L’Unione italiana vini dice di aspettarsi una perdita di 317 milioni causata dai dazi. Allo stesso tempo, avverte che «per i partner commerciali d’oltreoceano il mancato profitto salirà fino a quasi 1,7 miliardi di dollari». È un punto interessante. In America ci sono decine di aziende e di fondi che, grazie a Trump, vedranno gli incassi in pericolo.

Prendiamo Constellation Brands, quello della birra Corona e delle cantine Ruffino 1887, gruppo stellare e quotato che difficilmente esporrà la foto di Trump nel quartier generale: le ultime prospettive di crescita sono velate da parecchie ombre, anche dopo l’alleggerimento del portafoglio-etichette di nettare d’uva avvenuto in aprile. Non bastasse, il 39% della birra che vende viaggia in lattine di alluminio, materia prima oggetto di dazi ponderosi. Vicenda complessa, una delle tante.

Chiedetelo al gruppo di Napa Valley dell’imprenditore Gaylon Lawrence Jr. che tre anni fa ha acquisito il Deuxième Cru Classé di Margaux. O al miliardario Stanley Kroenke, un mini Trump che possiede il pregiato Domaine Bonneau du Martray oltre che l’Arsenal di Londra. Al Fondo Platinum Equity che ha fatto sua l’abruzzese Fantini. O alla Pernod Ricard che ha in pancia numerosi investitori statunitensi e ha anche visto passare Black Rock. Segnalazione analoga per le francesi Lvmh (Moët & Chandon, Veuve Clicquot, Dom Pérignon) e Rémy Cointreau, da sempre destinazioni interessanti per il capitale a stelle e strisce.

Come esiste il conflitto di interessi, può sbocciare una pace di interessi. Ovvero un’alleanza con gli americani per far capire all’amministrazione Maga come la mera logica del disavanzo commerciale non è sufficiente a punire questo o quel comparto. L’Ue può far la forza.
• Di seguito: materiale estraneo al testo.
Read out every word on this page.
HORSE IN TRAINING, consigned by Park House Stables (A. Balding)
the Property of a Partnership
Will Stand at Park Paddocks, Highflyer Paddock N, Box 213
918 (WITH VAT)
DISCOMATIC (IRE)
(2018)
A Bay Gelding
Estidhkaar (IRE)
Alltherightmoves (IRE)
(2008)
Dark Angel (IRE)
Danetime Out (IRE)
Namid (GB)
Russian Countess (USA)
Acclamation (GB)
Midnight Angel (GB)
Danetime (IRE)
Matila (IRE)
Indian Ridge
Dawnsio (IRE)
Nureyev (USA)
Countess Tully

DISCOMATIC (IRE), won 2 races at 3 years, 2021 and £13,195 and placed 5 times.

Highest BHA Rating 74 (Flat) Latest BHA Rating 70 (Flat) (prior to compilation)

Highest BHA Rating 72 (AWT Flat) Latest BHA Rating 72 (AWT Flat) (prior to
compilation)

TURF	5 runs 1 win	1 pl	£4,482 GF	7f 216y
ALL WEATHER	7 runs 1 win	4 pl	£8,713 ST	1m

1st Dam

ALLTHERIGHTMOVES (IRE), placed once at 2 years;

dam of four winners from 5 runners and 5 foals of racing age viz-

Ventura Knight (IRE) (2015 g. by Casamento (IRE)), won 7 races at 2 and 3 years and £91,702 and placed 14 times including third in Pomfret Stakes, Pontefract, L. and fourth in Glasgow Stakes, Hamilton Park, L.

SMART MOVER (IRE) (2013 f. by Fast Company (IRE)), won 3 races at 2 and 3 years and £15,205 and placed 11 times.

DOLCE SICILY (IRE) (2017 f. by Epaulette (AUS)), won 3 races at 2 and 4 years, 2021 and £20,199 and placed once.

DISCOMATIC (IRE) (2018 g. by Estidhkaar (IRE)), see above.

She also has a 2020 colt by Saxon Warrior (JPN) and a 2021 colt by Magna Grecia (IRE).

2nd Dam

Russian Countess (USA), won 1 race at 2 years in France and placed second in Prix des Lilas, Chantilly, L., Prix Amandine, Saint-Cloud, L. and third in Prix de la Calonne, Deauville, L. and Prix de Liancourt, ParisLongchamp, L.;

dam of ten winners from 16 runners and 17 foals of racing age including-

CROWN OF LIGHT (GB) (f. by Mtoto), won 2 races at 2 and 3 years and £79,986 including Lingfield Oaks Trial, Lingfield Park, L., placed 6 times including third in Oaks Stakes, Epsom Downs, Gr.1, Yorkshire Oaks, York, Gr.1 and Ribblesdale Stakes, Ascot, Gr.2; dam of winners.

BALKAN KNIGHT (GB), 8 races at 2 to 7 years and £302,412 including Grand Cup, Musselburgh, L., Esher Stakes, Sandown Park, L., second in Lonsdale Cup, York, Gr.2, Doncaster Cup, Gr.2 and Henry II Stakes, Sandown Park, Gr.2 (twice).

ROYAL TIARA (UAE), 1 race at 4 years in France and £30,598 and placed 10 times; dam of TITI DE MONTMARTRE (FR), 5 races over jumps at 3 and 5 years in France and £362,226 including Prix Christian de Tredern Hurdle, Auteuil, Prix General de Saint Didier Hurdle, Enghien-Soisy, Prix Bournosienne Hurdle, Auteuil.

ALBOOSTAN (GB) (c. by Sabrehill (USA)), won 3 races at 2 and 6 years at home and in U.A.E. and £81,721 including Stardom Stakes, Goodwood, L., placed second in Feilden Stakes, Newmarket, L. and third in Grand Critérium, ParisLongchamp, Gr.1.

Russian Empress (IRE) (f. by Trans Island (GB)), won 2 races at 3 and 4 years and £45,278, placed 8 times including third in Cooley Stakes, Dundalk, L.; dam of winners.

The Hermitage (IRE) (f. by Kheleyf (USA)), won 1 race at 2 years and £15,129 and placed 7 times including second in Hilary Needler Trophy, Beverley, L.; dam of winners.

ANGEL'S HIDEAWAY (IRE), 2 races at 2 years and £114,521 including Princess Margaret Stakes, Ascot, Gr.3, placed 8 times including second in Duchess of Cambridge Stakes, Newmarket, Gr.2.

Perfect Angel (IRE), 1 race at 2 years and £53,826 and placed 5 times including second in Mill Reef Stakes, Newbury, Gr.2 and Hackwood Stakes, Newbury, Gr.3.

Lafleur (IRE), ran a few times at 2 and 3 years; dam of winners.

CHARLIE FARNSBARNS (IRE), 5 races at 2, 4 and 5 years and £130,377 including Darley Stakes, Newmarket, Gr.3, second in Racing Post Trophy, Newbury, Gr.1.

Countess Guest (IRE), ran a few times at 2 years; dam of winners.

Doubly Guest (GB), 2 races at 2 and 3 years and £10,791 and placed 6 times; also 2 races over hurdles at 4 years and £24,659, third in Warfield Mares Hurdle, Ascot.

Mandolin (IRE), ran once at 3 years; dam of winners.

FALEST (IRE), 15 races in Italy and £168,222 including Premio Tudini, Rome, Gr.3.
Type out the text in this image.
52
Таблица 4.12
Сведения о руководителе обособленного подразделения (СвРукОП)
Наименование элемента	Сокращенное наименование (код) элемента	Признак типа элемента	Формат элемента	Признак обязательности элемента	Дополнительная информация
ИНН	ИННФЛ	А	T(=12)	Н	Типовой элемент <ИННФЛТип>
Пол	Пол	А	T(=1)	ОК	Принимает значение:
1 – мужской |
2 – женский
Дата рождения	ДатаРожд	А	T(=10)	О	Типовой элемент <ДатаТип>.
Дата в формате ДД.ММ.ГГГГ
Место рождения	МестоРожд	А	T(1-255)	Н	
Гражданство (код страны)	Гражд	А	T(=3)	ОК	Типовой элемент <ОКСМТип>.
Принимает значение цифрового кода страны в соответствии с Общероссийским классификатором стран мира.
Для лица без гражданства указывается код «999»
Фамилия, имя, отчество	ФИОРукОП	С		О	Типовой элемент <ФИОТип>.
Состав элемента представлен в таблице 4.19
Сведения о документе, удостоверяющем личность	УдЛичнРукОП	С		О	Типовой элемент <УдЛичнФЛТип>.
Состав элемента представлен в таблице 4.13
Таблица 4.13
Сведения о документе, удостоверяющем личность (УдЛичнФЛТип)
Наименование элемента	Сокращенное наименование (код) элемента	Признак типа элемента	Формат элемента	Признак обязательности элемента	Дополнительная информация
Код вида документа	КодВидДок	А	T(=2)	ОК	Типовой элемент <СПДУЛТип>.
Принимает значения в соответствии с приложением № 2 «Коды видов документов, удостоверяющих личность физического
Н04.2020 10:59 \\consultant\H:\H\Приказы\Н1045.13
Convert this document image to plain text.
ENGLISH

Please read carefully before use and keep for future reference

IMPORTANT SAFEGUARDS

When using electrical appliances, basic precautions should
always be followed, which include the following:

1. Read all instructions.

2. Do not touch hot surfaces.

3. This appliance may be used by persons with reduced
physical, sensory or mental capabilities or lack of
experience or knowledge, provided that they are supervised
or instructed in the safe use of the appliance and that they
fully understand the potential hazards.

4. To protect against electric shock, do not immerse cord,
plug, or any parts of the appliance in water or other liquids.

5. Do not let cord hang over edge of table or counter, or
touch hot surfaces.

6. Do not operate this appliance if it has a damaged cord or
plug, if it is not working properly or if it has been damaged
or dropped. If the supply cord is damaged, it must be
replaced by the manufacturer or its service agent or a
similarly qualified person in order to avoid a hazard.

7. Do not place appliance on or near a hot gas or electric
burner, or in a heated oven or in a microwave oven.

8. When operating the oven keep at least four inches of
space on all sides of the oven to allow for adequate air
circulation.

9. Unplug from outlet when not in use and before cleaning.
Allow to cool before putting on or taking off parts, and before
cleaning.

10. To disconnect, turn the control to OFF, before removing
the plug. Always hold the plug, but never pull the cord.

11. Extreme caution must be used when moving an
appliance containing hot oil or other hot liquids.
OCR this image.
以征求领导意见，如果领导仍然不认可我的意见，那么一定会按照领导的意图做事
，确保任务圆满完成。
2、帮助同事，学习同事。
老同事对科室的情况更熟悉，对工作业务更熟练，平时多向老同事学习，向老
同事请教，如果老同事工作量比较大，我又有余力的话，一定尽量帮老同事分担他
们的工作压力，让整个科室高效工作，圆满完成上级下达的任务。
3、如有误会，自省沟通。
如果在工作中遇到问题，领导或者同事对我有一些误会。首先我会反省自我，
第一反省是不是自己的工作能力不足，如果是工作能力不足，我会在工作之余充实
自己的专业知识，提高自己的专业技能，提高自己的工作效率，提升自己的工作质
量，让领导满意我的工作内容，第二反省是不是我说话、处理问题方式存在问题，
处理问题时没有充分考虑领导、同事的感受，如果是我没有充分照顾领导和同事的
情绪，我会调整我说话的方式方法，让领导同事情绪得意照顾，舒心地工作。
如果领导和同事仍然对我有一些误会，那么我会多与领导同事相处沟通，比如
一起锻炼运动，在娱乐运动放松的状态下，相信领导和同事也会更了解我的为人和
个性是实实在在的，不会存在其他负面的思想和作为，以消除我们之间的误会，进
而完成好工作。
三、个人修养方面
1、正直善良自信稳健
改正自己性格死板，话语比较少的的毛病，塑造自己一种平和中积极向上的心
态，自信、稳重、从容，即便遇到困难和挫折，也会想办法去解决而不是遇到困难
In caso di fallimento del dialogo, i 317 milioni di perdite possono sempre essere recuperati, in tutto o in parte, trovando nuovi mercati, meglio se col coordinamento europeo. Per The Donald sarebbe uno smacco, perché ci lascerebbero le penne solo gli americani. Va da sé che non è facile. Al punto in cui siamo, però, restare fermi a chiedere aiuti pubblici sarebbe come raddoppiarsi i dazi da soli.